In precedenza – era il 2004 – al museo Amarelli è stato dedicato anche un francobollo; e, ancora, nel 2012, l’Archivio della famiglia, che conserva documenti dal 1445 ai giorni nostri, è stato dichiarato di rilevante interesse storico nazionale dal Ministero per i Beni e le Attività Culturali.
«Oggi è normale per un’azienda storica predisporre un percorso di visita o un’area museale, vent’anni fa sembrava quasi eretico – spiega Fortunato Amarelli, figlio di Giorgio e Ad del gruppo – qualcuno ci criticò apertamente, ma noi abbiamo guardato a quanto stava succedendo nel mondo: c’era necessità di raccontare l’azienda dall’interno, aprirci al pubblico. Il tempo ci ha dato ragione». Di più, il museo è funzionale a una strategia di marketing che esula dall’approccio tradizionale: «Trattiamo un prodotto molto complesso rispetto ad altri del settore dolciario. La liquirizia non ha grandissimo consumo, ma neanche ha molti competitor e il marchio Amarelli mantiene un grande appeal. Quindi è giusto investire sulla nostra storia: il nostro è un museo che racconta, un momento in cui il cliente viene a conoscerci personalmente, apprende contenuti, storie e aneddoti che, se vorrà, faranno parte dell’esperienza d’acquisto».
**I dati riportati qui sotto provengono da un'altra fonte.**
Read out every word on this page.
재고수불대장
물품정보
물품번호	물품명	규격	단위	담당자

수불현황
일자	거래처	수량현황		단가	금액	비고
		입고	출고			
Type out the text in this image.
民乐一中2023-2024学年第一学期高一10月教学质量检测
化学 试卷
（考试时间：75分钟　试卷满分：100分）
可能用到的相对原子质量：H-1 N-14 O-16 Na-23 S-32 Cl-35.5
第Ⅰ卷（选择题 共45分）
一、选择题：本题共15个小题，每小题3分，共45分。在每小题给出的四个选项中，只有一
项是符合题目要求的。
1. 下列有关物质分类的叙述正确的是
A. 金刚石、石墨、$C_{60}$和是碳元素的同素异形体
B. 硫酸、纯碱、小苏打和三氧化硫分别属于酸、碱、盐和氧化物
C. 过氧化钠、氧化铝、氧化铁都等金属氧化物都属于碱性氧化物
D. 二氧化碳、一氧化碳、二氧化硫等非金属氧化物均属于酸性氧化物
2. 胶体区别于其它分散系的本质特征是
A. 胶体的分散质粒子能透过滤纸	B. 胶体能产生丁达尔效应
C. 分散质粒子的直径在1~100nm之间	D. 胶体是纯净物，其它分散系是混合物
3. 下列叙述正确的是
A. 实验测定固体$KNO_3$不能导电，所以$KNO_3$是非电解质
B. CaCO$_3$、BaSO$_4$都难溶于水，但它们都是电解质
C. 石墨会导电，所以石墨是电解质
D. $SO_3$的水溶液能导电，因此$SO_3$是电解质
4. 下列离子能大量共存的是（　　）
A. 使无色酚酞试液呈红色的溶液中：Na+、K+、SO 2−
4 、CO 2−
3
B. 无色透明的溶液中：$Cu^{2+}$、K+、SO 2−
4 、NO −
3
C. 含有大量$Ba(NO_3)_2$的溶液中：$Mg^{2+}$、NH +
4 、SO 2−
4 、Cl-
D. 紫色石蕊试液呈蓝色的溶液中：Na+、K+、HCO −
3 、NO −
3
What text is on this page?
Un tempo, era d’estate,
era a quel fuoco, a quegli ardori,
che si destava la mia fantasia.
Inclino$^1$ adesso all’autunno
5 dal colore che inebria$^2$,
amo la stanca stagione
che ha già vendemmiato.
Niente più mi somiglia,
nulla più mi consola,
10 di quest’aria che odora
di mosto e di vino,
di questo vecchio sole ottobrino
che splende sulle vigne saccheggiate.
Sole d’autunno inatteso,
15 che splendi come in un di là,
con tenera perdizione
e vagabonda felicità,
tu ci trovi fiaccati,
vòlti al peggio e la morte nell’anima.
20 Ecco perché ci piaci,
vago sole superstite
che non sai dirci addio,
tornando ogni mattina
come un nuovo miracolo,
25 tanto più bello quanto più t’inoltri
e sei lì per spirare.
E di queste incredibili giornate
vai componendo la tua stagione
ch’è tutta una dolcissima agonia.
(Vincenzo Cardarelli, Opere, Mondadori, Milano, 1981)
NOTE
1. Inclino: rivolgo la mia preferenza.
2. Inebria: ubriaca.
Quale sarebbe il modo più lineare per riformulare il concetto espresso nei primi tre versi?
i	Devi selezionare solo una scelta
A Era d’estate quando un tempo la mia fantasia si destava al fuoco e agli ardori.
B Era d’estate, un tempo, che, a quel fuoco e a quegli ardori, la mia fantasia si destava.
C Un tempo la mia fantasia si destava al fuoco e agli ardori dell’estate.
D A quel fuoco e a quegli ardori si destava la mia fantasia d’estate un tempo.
Per questo, il percorso è guidato, disponibile anche in lingua inglese, francese, spagnola e tedesca: «Gli stranieri rappresentano una minoranza delle presenze, ma speriamo possano crescere di pari passo con l’aumento degli arrivi dall’estero in Calabria». Attraverso oggetti e testimonianze di un passato lontano, con il supporto di espedienti multimediali, il Museo della Liquirizia invita a viaggiare indietro nel tempo: «Raccontiamo una storia inedita rispetto ai manuali di storia economica, quella dei produttori di liquirizia calabrese. Quando nel Settecento ci si rese conto che era possibile estrarre il succo dalla radice, con un grande risparmio sulle spese di spedizione, un’impresa agricola già fiorente diede vita a un circuito proto-industriale. Nel giro di 50 anni, in Calabria, nascono 80 aziende specializzate nella lavorazione della liquirizia. Danno vita a un consorzio, sviluppano una contabilità complessa, hanno voce in capitolo nel rivendicare i propri interessi davanti al re. All’ascesa segue il declino, Amarelli è l’unica superstite. Al museo ripercorriamo tutto il processo».
C’è spazio però anche per installazioni e opere di design, come la grande “scatolina” in plexiglass ideata da Marco Lodola, che ripropone uno dei soggetti più significativi della sua produzione artistica, Il volto degli altri; o i robottini di Massimo Sirelli, street artist calabrese. E cimeli curiosi, come lo pneumatico in liquirizia da 70 chili, realizzato per Pirelli nel 2006, arrivato fino all’Expo di Shangai. In occasione del ventennale, nel mese di agosto, il museo raddoppia le possibilità di visita: nelle ore diurne, in versione Open Air, negli spazi all’aperto antistanti la concia. Di sera, tre volte alla settimana, per un tour speciale, all’interno del museo e alla scoperta della chiesetta del complesso, prima di terminare con un momento di degustazione della liquirizia.